Match up two strings, one pair of 8″ lengths, and fold each string in half. First loop goes UNDER the center strings. The other lays OVER the center string then thread the “legs” through the loop on either side. Look at the bottom pair here, once they are interwoven, simply slide it up to the previous pair and pull very tight to ensure it stays put:
Make sure you ALTERNATE when tying on your pairs. The first one shown in this picture has the left string UNDER, the right string OVER the center before snugly pulling tight. The second pair has the right string UNDER, the left one is OVER. Alternate every pair as you work down to the bottom.
Step 3: Comb out the twisted threads.
I use a dog undercoat comb, I just happened to be doing it with my fingers strand by strand and realized it would be faster with this tool 😃 Start at the outer edges and work your way toward the center knot spine. It’s a lot like untangling hair, edges first. Be careful not to get your comb stuck on the center spine or it unties you’re knot (lesson learned).
Step 3: Trim it to the shape you like.
Your scissors needs to be sharp! This macrame rope is awesome but requires a sharp cutting edge.

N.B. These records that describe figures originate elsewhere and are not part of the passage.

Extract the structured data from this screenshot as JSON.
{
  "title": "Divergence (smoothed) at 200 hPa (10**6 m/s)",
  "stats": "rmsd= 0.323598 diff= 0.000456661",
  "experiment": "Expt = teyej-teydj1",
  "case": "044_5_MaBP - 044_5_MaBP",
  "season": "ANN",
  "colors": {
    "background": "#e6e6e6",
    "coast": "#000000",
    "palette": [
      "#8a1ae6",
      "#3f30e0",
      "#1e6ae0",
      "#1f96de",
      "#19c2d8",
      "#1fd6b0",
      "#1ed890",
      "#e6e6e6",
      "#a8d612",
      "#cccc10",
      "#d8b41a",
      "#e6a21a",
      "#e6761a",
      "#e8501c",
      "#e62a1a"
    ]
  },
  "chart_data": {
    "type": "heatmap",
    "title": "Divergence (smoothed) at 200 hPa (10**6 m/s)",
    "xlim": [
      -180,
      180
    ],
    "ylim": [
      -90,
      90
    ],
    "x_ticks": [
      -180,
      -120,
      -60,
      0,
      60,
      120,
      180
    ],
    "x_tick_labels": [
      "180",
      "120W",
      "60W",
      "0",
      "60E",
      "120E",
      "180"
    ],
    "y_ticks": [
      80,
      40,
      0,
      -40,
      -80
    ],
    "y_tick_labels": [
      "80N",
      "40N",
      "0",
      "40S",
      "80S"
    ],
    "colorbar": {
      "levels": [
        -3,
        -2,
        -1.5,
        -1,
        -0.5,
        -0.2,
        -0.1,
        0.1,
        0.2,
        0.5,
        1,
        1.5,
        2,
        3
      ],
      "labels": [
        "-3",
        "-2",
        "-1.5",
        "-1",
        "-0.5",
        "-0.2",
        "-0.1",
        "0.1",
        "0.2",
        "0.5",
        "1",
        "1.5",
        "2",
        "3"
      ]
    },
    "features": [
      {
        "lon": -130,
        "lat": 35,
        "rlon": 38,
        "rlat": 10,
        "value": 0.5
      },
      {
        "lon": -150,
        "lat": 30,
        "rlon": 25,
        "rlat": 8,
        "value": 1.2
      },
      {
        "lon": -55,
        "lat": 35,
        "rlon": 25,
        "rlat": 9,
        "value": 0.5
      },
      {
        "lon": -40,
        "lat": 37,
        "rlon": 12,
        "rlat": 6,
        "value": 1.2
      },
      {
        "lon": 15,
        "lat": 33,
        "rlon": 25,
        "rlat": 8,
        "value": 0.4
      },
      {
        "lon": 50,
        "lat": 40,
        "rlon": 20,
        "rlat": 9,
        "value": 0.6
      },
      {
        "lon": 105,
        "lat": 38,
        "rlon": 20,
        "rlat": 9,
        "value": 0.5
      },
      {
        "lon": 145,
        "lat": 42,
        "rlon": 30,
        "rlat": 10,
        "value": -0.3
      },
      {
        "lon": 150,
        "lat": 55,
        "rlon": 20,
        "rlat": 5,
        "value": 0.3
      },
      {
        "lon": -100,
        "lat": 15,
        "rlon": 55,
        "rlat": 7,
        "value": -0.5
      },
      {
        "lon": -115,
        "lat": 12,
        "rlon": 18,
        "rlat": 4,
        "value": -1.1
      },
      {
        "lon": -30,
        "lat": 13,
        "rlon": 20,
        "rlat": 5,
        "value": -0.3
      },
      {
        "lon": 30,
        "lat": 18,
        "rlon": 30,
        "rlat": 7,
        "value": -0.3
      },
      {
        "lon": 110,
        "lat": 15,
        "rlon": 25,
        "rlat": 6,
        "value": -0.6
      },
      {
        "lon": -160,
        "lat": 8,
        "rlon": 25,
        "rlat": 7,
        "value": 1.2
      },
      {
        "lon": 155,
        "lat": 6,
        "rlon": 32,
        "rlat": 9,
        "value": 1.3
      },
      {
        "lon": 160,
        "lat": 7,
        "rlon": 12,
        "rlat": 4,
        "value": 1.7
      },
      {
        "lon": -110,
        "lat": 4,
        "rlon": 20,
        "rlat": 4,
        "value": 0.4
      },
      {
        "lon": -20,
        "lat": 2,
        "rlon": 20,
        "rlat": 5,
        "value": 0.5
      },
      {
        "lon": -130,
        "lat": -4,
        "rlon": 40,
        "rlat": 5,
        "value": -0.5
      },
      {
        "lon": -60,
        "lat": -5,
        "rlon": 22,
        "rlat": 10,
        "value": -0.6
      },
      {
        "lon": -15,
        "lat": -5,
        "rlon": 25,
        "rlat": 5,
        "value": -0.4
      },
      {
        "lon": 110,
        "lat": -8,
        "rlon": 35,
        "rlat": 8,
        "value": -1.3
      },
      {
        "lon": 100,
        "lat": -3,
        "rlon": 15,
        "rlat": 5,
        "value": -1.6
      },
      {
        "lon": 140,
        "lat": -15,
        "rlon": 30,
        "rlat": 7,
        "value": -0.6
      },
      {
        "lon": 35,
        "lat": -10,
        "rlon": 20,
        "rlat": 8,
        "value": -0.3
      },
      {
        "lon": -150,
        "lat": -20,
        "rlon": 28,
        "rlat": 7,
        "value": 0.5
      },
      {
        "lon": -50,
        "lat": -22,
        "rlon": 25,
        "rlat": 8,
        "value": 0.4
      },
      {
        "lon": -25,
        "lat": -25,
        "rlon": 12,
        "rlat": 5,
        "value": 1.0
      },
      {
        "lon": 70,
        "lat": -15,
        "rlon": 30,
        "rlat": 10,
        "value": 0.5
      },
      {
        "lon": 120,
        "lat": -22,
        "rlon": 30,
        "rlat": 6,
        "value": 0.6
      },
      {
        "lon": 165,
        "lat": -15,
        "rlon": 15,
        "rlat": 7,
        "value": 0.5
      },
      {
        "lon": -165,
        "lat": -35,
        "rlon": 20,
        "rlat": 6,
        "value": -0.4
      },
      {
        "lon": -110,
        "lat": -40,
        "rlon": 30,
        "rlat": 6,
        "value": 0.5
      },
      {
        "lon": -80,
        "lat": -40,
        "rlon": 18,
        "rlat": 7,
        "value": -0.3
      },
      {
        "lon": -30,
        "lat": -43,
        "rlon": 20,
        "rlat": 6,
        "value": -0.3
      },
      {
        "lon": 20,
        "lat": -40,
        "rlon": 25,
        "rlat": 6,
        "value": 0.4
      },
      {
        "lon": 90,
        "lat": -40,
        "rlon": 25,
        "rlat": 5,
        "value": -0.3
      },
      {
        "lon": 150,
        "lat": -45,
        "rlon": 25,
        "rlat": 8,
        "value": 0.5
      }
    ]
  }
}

Whether you want them all the same or a bit different, now is when you start trimming and shaping to your liking. As I trimmed, I checked by laying them out and re-combed until I was happy with the shapes.
Step 4: Spray with Stiffener
When I started hanging these, I realized the string will never hold its shape unless I did something to make the shapes stay after combing. I first used a pre-packaged 16 oz. spray fabric stiffener but ran out after 12 leaves. To adapt so I didn’t need to buy more, I had some Mod Podge glue, poured a couple ounces in the empty bottle, added a couple ounces if water to dilute it good enough to spray. It worked perfectly fine!
I lightly sprayed the first side of each leaf, just enough to get it evenly wet. Then waited for it to dry on the parchment paper. I flipped it over and sprayed the second side.
Step 5: Arrange and hang
I’m not sure how to best give advice or instruction on this except to say that I laid it out knowing the lower layers would cover the loops and shoulders of the previous row. I knew what I wanted it to look like and I worked out the size mathematically on paper to make sure it fit the space. This is the “design part” and it is a lot of fun for me to see it come together.
I thought it needed a little finishing flair, so I used 5 macrame beads at the top of each ivory leaf. The ivory leaves are slid on the dowel directly by using their loops. The other leaves had a length of string added and I worked on the arrangement to hide as much if the hanging string as possible. I marked the dowel for placement as I worked through the arrangement during installation.
I know you will be creative, you’ll use your eyes and hands to come up with something great. And I hope I’ve helped give you the basics of how to make the components!